Results of Face Anything on NeRSemble.
From left to right: input videos, reconstructions with tracking.
Results of Face Anything on VFHQ.
From left to right: input videos, reconstructions with tracking.
Accurate reconstruction and tracking of dynamic human faces from image sequences is challenging because non-rigid deformations, expression changes, and viewpoint variations occur simultaneously, creating significant ambiguity in geometry and correspondence estimation. We present a unified method for high-fidelity 4D facial reconstruction based on canonical facial point prediction, a representation that assigns each pixel a normalized facial coordinate in a shared canonical space. This formulation transforms dense tracking and dynamic reconstruction into a canonical reconstruction problem, enabling temporally consistent geometry and reliable correspondences within a single feed-forward model. By jointly predicting depth and canonical coordinates, our method enables accurate depth estimation, temporally stable reconstruction, dense 3D geometry, and robust facial point tracking within a single architecture. We implement this formulation using a transformer-based model that jointly predicts depth and canonical facial coordinates, trained using multi-view geometry data that non-rigidly warps into the canonical space. Extensive experiments on image and video benchmarks demonstrate state-of-the-art performance across reconstruction and tracking tasks, achieving approximately 3$\times$ lower correspondence error and faster inference than prior dynamic reconstruction methods, while improving depth accuracy by 16%. These results highlight canonical facial point prediction as an effective foundation for unified feed-forward 4D facial reconstruction. The model, dataset, and code will be publicly available.
Dataset Examples
From left to right: RGB input, depth map, and canonical coordinate map.

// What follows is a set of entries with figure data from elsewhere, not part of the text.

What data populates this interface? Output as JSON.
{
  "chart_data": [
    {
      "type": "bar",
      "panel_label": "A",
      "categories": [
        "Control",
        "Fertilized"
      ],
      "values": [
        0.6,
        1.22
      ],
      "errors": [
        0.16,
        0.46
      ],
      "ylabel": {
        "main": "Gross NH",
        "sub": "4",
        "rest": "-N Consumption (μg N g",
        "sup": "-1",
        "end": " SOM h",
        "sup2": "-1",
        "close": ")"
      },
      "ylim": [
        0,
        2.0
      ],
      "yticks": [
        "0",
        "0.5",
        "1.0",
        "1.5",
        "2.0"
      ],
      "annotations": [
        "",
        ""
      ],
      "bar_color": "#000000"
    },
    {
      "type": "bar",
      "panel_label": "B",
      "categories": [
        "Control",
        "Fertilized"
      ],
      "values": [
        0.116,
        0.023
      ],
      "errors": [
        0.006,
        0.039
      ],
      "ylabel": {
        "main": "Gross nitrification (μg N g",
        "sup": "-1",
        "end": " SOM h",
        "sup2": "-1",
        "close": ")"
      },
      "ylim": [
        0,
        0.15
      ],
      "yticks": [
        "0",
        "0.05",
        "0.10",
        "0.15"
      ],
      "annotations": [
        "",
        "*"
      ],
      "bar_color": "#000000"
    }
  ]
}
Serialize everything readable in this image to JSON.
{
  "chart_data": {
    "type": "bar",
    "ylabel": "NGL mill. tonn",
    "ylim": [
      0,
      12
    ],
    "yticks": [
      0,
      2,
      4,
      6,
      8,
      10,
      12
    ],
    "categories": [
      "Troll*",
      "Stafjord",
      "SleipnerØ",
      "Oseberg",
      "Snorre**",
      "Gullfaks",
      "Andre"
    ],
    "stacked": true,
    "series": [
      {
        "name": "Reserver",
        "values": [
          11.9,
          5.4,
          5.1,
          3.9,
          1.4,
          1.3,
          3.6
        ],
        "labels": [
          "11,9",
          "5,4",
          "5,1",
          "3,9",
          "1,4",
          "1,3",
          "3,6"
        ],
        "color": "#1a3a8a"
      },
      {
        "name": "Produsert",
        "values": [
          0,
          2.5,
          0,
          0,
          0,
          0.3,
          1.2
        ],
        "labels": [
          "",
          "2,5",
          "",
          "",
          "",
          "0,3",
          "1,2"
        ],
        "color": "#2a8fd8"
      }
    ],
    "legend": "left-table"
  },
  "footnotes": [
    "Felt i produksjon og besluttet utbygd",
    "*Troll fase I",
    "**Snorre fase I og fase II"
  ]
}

4D Reconstruction Results Comparisons.
We present comparisons against face-specific depth prediction methods such as DAViD and Sapiens, as well as dynamic reconstruction approaches like V-DPM.
Tracking Comparisons.
Comparison with state-of-the-art tracking methods, including Pixel3DMM and V-DPM, demonstrates that our approach achieves higher tracking accuracy and reconstruction fidelity.
1. We construct a large-scale dataset based on NeRSemble, leveraging synchronized multi-view captures with calibrated cameras.
2. We select diverse frames per subject using facial expression and pose sampling based on MediaPipe estimates.
3. For each selected timestamp, we reconstruct high-quality geometry using COLMAP to obtain depth maps and dense point clouds.
4. We perform FLAME-based tracking to align reconstructed geometry into a shared canonical space across frames and identities.
5. Canonical maps are generated by transferring FLAME-based deformations to reconstructed points, providing dense supervision for correspondence learning.
6. The final dataset contains RGB images, depth maps, and canonical maps with consistent geometry and correspondences across viewpoints and time.
1. We propose a transformer-based architecture that jointly predicts depth, ray maps, and canonical facial maps from one or more input images.
2. Instead of estimating motion between frames, we formulate tracking as canonical map prediction, assigning each pixel a normalized facial coordinate in a shared canonical space.
3. The model processes multi-image inputs using a DPT-style head to produce dense predictions for geometry and correspondences in a single forward pass.
4. Dense correspondences are obtained via nearest-neighbor search in canonical space, enabling efficient and temporally consistent tracking.
5. The network is trained in two stages: first pretraining on DAViD for facial priors, followed by finetuning with canonical supervision.